ENQUANTO O TEMPO QUE FAZ FIZER TENÇÃO DE CONTINUAR A MATANÇA

Quanto mais rigoroso for o Inverno, mais velhos morrem. É a lei dos mais débeis a ceder o passo aos de vida ainda em progressão e não já em queda desamparada, sabe-se bem para onde e para quê. Vão será qualquer esforço de inverter o sentido ao andamento ou de outorgar aos calcanhares o comando das operações. Nem parar, por instantes que seja, é possível, quanto mais recuar ou mudar de direcção.
Também se pode condescender, com certo jeito, que há em armazém excesso de velhos. Então não é essa a opinião dos entendidos, quando se engalfinham acerca do gradual envelhecimento da população e da cada vez mais generosa esperança de vida? Se todavia se perguntar a um qualquer velho se ele como velho se admite na hora de içar velas e zarpar, concluir-se-á sem surpresa que nem um só marujo, entre os inquiridos, reconhece sequer um nó das artes de marear. “Velhos são os trapos”—, comentarão a meia voz de si para si.
O frio, segundo o mensurável na berlinda, enrija e conserva. Mas não passa a pele a ferro, não restaura as artroses, não desembacia a vista, não reconstrói dentes de morder a sério, não restabelece o equilíbrio entre procura e oferta do viço, vulgo presunção de o ter ainda. E nem revivifica e reedita o simples gosto de sonhar, fazer projectos, antever viagens aos confins do tempo, revisitar paixões e dores sofridas como purgação, reescrever cartas de amor sem resposta nem dinheiro para o selo, tornar na imaginação a saltar muros vizinhos e a roubar fruta, restabelecer o nexo de causalidade entre quem deveras se tenha sido e quem se quis, recuperar a crença infantil na imortalidade. O frio é o fim, aliás, da jornada pontificada por todos os passos dados em torno da sombra deitada aos pés, qual cachorro obediente ao momento de ter com que entretenha a dentuça no caçoilo.

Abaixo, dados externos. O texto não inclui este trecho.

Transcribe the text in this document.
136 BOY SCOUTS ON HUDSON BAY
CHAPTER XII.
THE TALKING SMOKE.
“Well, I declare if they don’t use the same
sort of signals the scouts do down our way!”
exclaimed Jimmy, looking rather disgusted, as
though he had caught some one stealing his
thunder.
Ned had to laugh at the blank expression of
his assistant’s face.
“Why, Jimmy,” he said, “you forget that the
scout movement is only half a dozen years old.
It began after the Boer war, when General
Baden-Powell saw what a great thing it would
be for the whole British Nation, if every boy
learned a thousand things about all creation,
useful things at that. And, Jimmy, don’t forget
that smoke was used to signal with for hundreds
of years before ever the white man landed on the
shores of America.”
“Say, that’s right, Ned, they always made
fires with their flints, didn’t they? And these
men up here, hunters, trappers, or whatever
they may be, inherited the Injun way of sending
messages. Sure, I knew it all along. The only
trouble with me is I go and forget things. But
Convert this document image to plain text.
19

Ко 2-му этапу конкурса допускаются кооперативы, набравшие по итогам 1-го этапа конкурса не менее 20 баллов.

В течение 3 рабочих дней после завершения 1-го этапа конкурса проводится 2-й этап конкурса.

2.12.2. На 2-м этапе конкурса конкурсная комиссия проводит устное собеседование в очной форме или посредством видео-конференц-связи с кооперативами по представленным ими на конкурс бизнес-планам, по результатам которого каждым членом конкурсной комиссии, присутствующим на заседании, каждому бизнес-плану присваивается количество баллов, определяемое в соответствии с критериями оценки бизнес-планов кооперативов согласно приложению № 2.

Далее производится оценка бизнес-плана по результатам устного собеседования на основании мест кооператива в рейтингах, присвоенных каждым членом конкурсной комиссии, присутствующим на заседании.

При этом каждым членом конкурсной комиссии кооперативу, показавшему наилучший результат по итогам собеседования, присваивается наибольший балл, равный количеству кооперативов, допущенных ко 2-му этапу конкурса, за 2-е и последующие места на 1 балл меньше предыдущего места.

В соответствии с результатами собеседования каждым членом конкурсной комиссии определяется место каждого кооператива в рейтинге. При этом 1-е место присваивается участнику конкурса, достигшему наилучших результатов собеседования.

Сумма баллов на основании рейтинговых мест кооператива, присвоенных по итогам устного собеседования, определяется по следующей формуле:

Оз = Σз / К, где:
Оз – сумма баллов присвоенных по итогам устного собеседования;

A velhice é um anátema, qual expectativa a gorar-se antes da eclosão de coisa alguma, lamparina a apagar-se por falta de azeite, mistério a desvendar-se como lobreguidão impenetrável por sarcasmo. E aquela ideia antiga de ainda se ouvir o cuco com o advento da Primavera, ou com o séquito do Inverno de malas aviadas e em viagem até à berma de além do Outono, esse finca-pé temporal como marca a respeitar já não resulta, já não é impedimento da partida. Nem há já cucos como havia dantes, e os que houver são de aviário.